Thursday, May 13, 2010

Chicken Parmesan


This is a traditional Italian recipe. You can make the sauce from my earlier recipe for Pasta Tomato Sauce from 29 April 2009. This recipe is enough food for four people if you are using large chicken breast. The recipe can easily be doubled. I served this with roasted sweet orange bell peppers & carrots and roasted asparagus.

Ingredients:

2 large skinless, boneless chicken breasts, butterflied and pounded down to about a 1/2 inch thickness & then sprinkled on both sides with salt, fresh ground pepper and 1/2 tsp of garlic powder & brushed with 1 tsp olive oil

1 egg
1/4 cup milk
1/2 cup fine bread crumbs, seasoned with a little salt, pepper, garlic powder, dried basil and oregano, 1 tsp dried red hot chili peppers
2 tbsps olive oil
1/2 a ball of skim milk mozarella cheese, sliced thinly into about 8 slices
2 cups pasta sauce
4 tbsps freshly grated parmesan or romano cheese

Directions:

1. After pounding and seasoning the chicken, cover and refrigerate for at least 2 hours.
2. Preheat oven to 350F. Whisk together egg and milk in a wide bowl. Spread bread crumb mixture out onto a dinner plate. Heat olive oil over medium high heat in a large skillet.
3. Dip chicken first in egg mixture and then in bread crumbs. Brown the chicken in oil for about 4 minutes each side. Place in a lightly oiled baking dish. Place 4 strips of the mozarella on each chicken breast. Pour the 2 cups of pasta sauce over the chicken. Sprinkle each breast with 2 tbsps parmesan cheese.
4. Bake, uncovered in preheated oven for about 45 minutes. Spoon some extra sauce over the chicken when serving, if desired.

To make the roasted peppers and carrots: peel and chop three medium carrots & one small onion.
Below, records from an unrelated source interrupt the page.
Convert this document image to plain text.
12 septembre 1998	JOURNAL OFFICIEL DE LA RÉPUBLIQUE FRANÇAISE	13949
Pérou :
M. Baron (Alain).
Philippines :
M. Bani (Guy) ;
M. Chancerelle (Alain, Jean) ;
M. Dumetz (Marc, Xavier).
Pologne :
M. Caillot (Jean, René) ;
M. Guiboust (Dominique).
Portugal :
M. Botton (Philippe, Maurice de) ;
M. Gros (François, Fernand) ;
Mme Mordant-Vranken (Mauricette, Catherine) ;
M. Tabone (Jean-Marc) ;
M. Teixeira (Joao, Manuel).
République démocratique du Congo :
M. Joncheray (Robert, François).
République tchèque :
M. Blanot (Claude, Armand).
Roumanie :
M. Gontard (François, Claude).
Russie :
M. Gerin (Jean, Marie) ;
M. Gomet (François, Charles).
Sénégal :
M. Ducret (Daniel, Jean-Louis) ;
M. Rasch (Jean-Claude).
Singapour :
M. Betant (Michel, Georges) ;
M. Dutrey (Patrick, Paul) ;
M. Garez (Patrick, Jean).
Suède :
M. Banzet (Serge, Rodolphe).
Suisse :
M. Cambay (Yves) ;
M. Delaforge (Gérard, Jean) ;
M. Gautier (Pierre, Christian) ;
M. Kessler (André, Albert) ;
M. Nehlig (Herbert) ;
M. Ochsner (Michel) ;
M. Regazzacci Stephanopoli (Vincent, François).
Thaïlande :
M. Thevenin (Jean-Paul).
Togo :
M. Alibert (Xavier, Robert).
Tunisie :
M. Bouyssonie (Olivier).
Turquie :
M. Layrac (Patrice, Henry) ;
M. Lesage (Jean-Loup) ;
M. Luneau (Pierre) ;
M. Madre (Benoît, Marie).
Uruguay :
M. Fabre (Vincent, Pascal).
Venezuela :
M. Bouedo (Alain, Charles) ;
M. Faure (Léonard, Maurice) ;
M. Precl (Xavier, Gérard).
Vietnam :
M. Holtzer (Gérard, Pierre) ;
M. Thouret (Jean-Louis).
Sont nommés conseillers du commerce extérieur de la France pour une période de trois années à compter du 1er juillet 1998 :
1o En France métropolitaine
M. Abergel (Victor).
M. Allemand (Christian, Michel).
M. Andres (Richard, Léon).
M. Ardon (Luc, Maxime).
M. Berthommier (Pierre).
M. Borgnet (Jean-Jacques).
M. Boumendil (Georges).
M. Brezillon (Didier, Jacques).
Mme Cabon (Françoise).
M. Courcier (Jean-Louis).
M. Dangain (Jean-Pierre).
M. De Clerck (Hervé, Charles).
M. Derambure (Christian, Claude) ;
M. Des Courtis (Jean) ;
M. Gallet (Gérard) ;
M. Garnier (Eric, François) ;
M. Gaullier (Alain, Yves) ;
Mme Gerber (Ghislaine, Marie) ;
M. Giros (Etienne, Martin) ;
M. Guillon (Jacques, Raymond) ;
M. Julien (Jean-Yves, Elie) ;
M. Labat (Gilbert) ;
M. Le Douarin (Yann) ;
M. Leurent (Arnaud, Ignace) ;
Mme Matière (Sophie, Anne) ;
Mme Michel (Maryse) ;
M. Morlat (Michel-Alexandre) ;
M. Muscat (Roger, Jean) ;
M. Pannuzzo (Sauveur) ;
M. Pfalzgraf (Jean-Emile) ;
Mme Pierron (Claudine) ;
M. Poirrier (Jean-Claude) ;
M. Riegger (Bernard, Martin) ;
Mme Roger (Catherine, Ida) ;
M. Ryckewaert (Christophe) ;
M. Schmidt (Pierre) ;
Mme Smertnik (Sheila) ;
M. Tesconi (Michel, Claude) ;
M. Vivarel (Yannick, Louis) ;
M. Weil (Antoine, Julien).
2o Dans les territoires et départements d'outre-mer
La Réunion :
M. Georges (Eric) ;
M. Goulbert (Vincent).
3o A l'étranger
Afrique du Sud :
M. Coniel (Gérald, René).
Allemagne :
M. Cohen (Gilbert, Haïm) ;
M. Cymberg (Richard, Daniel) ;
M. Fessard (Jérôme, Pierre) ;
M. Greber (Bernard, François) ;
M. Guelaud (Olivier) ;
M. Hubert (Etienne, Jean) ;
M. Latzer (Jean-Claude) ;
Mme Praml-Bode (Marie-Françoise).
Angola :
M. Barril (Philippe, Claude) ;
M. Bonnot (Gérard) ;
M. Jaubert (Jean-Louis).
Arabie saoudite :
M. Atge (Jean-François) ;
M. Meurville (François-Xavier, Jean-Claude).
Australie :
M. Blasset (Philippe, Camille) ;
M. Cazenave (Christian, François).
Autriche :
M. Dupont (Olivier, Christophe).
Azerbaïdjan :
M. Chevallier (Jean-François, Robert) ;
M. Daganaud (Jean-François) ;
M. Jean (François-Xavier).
Slice a large orange or red bell pepper into large chunks. Toss with a tsp of olive oil, some salt, pepper and garlic. Roast, uncovered, in a small roasting pan at the same time that the chicken is cooking.

To roast the asparagus: wash asparagus; snap the woody bottoms off; lay out on a cookie sheet. Sprinkle with a little olive oil, salt, pepper and garlic. Grate the peel of 1/2 a lime over top & squeeze the juice of 1/2 a lime over the asparagus. Toss gently with hands. Roast in the oven, on top oven rack, during the last 10 to 15 minutes while the chicken is cooking. Cooking time for the asparagus will depend on the thickness of the stalks.